With particular reference to chapters one, thirty-nine and fifty-six, explore the importance of Magwitch in the story of ‘Great Expectations’. Charles Dickens was born on the seventh of February in 1812. When he was twelve, his farther was put in a Debtors prison while he lived in London. He was not very rich as he occupied mainly manual jobs at the start of his career. Gradually he moved up to a court reporter and then finally a novelist. This was to be known as the time when Dickens started producing his most well known books.
Great Expectations is a novel showing us how the protagonist; Pip, advances through his life by attempting to upgrade his social status. Dickens comments on the ways in which he viewed life and the different things that surrounded it as he grew up. The book is written as if the author is a social commentator and he criticises the various points of his life as Pip. Dickens was a critic of poverty and Victorian standards and he uses the growth of his characters in relation to others to demonstrate his views on social reform. His first person narrative style allows him to emphasise the negative aspects of Pip. Great Expectations is also one of Dickens’s most autobiographical novels as he looks back on his life. He displays it as a book of self-education with touches of mystery and romance, also known as a “Bildungsroman”.
I believe that Charles Dickens uses a certain character to highlight Pip’s changes into becoming gentlemen. He uses Magwitch as a representative of the criminal class. Pip’s fate is controlled by Magwitch to a certain extent, which is why he is such a significant character. Dickens comments on Victorian attitudes towards crime through Magwitch’s acts. This illuminates what Pip wants to achieve in life and what he requires to proceed to accomplish them. Although Magwitch is a criminal, there are definite similarities between him and Pip. They are both at the same level of development at the introduction of Great Expectations.
This lets Dickens relate Pip to Magwitch’s situation and help Pip develop through their similarities. Magwitch can then provide a way for Pip to become a higher status which is why he can be seen as a “Catalyst”. However, he can therefore bring Pip back down by being sentimental with his financial power over Pip. This will lead to different choices for Magwitch resulting in his importance being emphasised again. At the same time, Pip is immature and innocent which makes his interpretations alter his status increased and great social changes were structuring the nation. Pip is always afraid of the consequences and not in seeing that he has done something wrong. This leads him to become more selfish and he has not learnt to appreciate human affection and love above his ideal perception of the world.

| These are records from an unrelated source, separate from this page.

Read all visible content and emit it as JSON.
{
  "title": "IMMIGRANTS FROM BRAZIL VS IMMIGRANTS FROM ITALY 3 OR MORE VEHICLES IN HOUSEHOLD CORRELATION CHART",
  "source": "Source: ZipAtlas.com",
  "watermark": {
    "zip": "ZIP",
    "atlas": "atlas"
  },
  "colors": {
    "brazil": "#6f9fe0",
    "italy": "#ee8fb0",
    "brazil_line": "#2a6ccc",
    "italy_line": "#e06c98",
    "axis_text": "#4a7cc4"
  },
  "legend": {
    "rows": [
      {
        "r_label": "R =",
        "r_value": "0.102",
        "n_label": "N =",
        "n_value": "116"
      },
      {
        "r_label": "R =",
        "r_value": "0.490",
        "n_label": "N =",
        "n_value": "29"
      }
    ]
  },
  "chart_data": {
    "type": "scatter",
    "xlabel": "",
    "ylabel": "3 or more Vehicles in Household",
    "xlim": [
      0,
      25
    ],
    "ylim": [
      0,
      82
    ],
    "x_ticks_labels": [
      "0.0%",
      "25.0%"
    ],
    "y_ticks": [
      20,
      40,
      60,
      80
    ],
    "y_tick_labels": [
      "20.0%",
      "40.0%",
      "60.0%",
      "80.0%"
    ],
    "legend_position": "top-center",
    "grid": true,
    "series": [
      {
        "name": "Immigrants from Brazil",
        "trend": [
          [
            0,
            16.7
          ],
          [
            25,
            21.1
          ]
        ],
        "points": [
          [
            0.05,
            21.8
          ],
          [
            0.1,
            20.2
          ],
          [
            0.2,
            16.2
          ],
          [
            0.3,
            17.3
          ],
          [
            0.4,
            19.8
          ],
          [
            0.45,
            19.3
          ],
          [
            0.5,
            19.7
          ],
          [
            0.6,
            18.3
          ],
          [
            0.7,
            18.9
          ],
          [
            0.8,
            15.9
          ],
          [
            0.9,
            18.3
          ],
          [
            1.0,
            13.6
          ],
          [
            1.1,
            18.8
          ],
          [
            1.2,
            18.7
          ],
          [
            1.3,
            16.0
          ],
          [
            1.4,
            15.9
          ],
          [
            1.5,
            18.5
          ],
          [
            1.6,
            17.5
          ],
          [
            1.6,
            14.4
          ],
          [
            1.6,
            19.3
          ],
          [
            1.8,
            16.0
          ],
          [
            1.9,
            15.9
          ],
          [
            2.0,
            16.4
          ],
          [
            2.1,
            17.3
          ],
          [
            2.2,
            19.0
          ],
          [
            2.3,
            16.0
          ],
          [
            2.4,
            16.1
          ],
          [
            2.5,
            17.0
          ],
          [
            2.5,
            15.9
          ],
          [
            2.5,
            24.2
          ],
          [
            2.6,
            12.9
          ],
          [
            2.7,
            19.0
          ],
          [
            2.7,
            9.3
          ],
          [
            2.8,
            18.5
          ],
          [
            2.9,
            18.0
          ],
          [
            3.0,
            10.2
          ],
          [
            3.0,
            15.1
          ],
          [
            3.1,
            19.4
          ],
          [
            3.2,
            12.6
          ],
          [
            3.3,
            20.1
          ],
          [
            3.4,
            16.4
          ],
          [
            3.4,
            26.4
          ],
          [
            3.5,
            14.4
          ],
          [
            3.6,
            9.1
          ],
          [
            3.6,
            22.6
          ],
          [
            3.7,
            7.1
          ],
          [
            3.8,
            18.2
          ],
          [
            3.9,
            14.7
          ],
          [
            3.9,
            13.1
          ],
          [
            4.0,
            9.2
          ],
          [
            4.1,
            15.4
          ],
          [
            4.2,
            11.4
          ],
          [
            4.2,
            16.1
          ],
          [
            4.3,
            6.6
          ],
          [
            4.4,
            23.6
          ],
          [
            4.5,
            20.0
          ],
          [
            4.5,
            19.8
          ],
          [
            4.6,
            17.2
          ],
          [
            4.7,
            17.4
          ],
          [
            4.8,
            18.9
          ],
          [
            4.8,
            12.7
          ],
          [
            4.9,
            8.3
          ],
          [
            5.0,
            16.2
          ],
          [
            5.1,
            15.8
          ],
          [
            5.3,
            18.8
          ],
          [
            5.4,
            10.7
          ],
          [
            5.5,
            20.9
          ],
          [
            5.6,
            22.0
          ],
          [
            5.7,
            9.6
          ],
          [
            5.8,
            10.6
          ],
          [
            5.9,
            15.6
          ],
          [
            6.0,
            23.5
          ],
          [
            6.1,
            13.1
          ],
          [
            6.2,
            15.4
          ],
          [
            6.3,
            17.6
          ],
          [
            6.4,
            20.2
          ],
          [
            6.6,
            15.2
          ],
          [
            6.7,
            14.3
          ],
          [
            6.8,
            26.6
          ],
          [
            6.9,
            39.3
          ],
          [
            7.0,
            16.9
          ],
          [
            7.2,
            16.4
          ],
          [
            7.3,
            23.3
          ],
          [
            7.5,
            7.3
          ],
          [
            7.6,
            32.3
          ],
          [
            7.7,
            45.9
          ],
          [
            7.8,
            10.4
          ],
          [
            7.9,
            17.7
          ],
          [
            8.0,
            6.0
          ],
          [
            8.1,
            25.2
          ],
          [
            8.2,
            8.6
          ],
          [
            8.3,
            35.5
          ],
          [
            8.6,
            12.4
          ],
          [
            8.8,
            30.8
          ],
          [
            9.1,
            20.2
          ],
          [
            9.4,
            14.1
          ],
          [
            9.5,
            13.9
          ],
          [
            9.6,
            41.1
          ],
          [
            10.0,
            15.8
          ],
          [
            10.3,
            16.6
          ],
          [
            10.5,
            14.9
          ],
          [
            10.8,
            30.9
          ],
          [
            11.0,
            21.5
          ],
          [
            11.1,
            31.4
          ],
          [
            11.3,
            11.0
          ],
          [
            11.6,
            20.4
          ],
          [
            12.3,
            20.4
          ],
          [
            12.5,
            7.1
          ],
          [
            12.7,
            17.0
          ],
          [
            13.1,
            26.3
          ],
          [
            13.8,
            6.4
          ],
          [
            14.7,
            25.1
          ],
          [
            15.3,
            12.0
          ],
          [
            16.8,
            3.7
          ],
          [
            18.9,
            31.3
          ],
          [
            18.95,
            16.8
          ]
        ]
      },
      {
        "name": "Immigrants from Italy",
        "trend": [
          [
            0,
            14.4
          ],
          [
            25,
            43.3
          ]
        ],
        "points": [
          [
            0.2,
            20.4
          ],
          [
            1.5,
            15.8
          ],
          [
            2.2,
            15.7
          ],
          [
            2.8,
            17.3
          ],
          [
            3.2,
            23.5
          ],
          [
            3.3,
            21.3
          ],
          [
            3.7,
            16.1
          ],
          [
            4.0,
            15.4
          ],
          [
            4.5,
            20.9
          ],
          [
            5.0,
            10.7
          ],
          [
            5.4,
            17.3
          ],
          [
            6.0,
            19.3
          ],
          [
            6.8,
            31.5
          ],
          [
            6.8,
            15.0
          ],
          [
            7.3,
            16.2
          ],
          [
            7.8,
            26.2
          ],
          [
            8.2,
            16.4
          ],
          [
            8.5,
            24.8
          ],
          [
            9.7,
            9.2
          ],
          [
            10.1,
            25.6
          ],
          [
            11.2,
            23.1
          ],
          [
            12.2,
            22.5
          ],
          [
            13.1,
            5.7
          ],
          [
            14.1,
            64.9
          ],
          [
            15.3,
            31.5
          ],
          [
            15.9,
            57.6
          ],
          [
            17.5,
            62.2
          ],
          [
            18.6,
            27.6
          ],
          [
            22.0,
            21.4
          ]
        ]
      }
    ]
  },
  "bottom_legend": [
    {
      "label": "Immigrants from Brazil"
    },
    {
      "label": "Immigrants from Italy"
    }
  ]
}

Dickens starts off Great Expectations by setting it in a churchyard. This immediately introduces a threatening atmosphere, which is also triggered by nature as well. It is a misty and wild scene both in setting, and in mood. “Savage lair” and ” overgrown,” suggests that the surroundings are almost alive. It also gives the reader the sense that there is something is watching Pip and lurking around him as he visits the graveyard. The hazy air and the “wind rushing in” adds suspense as it feels as if someone is closing in on him and almost touching him. This builds up the tension as another major character is introduced into Great Expectations.
Magwitch is presented as a “fearful man” and Dickens uses him to represent the lowest class as he is a criminal. However, his appearance betrays his character as will be revealed in chapter thirty-nine. Dickens is trying to create a contrast between the two sides of the convict. He establishes that Magwitch may not be what he seems to be from the outside. The boy makes such a deep impression on the criminal that he decides to aid him financially as Pip’s benefactor. The writer starts the plot off dynamically through rapidly introducing the scene and the protagonist and even presenting the conflict of the novel as Magwitch.
It gives us an idea about Pip’s past; he is an orphan and has five dead brothers. Dickens makes this especially effective by using a first person narrative view, which helps the reader believe that they are actually involved in a disclosing and intimate conversation that is taking place between Pip and the convict. The sense of tension is established almost immediately whilst the reader sympathises with Pip. The audience discovers that Pip leads a difficult life although he shows signs of innocence and an immature character. As the adult Pip narrates he says “I drew childish a childish conclusion”. This tells the audience that Pip is young and vulnerable with much to learn.
Because Pip is an orphan, he can be seen as an exposed child. He also shows himself to be alone in the sense he has no history. “I called myself Pip, and came to be called Pip”, this shows us how he has had to invent his own identity because he has no one, which ultimately makes him no one. Although he does live with his sister, he does not share the same name as her, “Mrs Joe Gargery”. This makes Pip seem even more isolated and defenceless.